Jablon, a wildlife rehabilitation expert, plans to spend the month of January inside the fenced enclosure where two African lions named Lea and Ed live. He says he will sleep on hay next to them and eat when they eat.
PHOTO GALLERY: Man Lives With Lions
He says he understands the danger. "Especially if they're playing with something and you try to take it and you go near it, they go after you and when they fight with each other - which they do - you don't want to be near them because as soon as something touches them, they don't concern themselves with who's touching them. They're going to bite."
Jablon says to stay safe he will depend on the trees in the lions' enclosure. "I will attempt to build a place to sleep and hide when the play gets too rough."
And he's not rushing into the process. He says, for the first few nights, he will slowly attempt to sleep near them until the lions can become more comfortable with his presence. He says they recognize him as their caregiver but he has never attempted to spend this much time up close with them.
Jablon, a father, owns and runs the family owned non profit Wildlife Rehabilitation of Hernando, where the lions live. It's located at 360 Suncoast Boulevard in Spring Hill. The facility has been around for about ten years and about 100 animals - including, monkeys, alligators, coyotes, eagles and owls - live on 14 acres of property.
The facility was set up to provide a place for injured or orphaned wildlife to be taken, given medical treatment, food and a chance to recover. Jablon says, until recently, they were devoted mainly to native wildlife but now they're being asked to provide homes for exotic wildlife.
With the downturn in the economy, Jablon says he needs to raise money and awareness to keep the facility open. He says, "This place takes about $75,000 to $100,000 a year to run just to take care of the animals. I would be comfortable with having between a hundred and two hundred thousand dollars made from this to put into the account, so I know we have what we need for these animals right now."
From now until January 31, Jablon will spend his days and nights inside the lion's den to raise money for his facility. His every move is being broadcast through live streaming video. Click here to watch. Viewers can also chat with him and donate at his Web site.

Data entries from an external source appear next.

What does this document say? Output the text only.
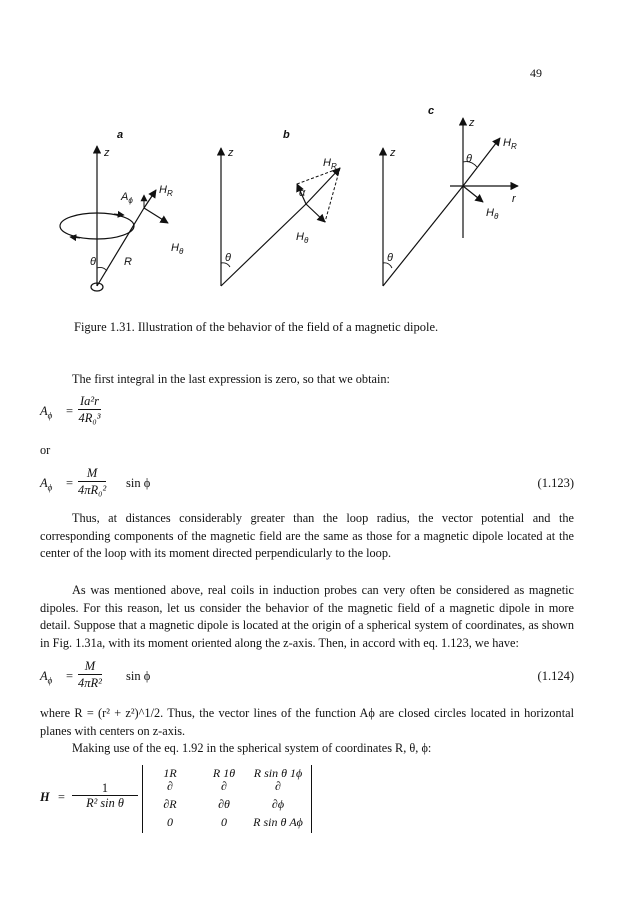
49
a
z
$A_\phi$
$H_R$
$H_\theta$
θ	R
b
z
$H_R$
α
$H_\theta$
θ
c
z
z
r
$H_R$
$H_\theta$
θ
θ
Figure 1.31. Illustration of the behavior of the field of a magnetic dipole.
The first integral in the last expression is zero, so that we obtain:
$A_\phi = \frac{\text{Ia²r}}{\text{4R₀³}}$
or
$A_\phi = \frac{M}{\text{4πR₀²}}$ sin ϕ	(1.123)
Thus, at distances considerably greater than the loop radius, the vector potential and the corresponding components of the magnetic field are the same as those for a magnetic dipole located at the center of the loop with its moment directed perpendicularly to the loop.
As was mentioned above, real coils in induction probes can very often be considered as magnetic dipoles. For this reason, let us consider the behavior of the magnetic field of a magnetic dipole in more detail. Suppose that a magnetic dipole is located at the origin of a spherical system of coordinates, as shown in Fig. 1.31a, with its moment oriented along the z-axis. Then, in accord with eq. 1.123, we have:
$A_\phi = \frac{M}{\text{4πR²}}$ sin ϕ	(1.124)
where R = (r² + z²)^1/2. Thus, the vector lines of the function Aϕ are closed circles located in horizontal planes with centers on z-axis.
Making use of the eq. 1.92 in the spherical system of coordinates R, θ, ϕ:
$H = \frac{1}{\text{R² sin θ}}$
1R	R 1θ	R sin θ 1ϕ
∂	∂	∂
∂R	∂θ	∂ϕ
0	0	R sin θ Aϕ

He adds, "It's going to be a really hard month for me and my family but we'd really like the community to try to step up."
Jablon says he will no longer eat three meals a day or snack before and after meals. He will only eat when the lions eat and he says it won't be easy. "30 days without a Pepsi. Oh, boy!"
While the lions eat 12 to 14 pounds of raw meat in the evenings, he will eat regular cooked food at that time each day.
Jablon says all the money raised is going to be used strictly for items like food, housing material and medical care for the animals and all donations are 100 percent tax deductible.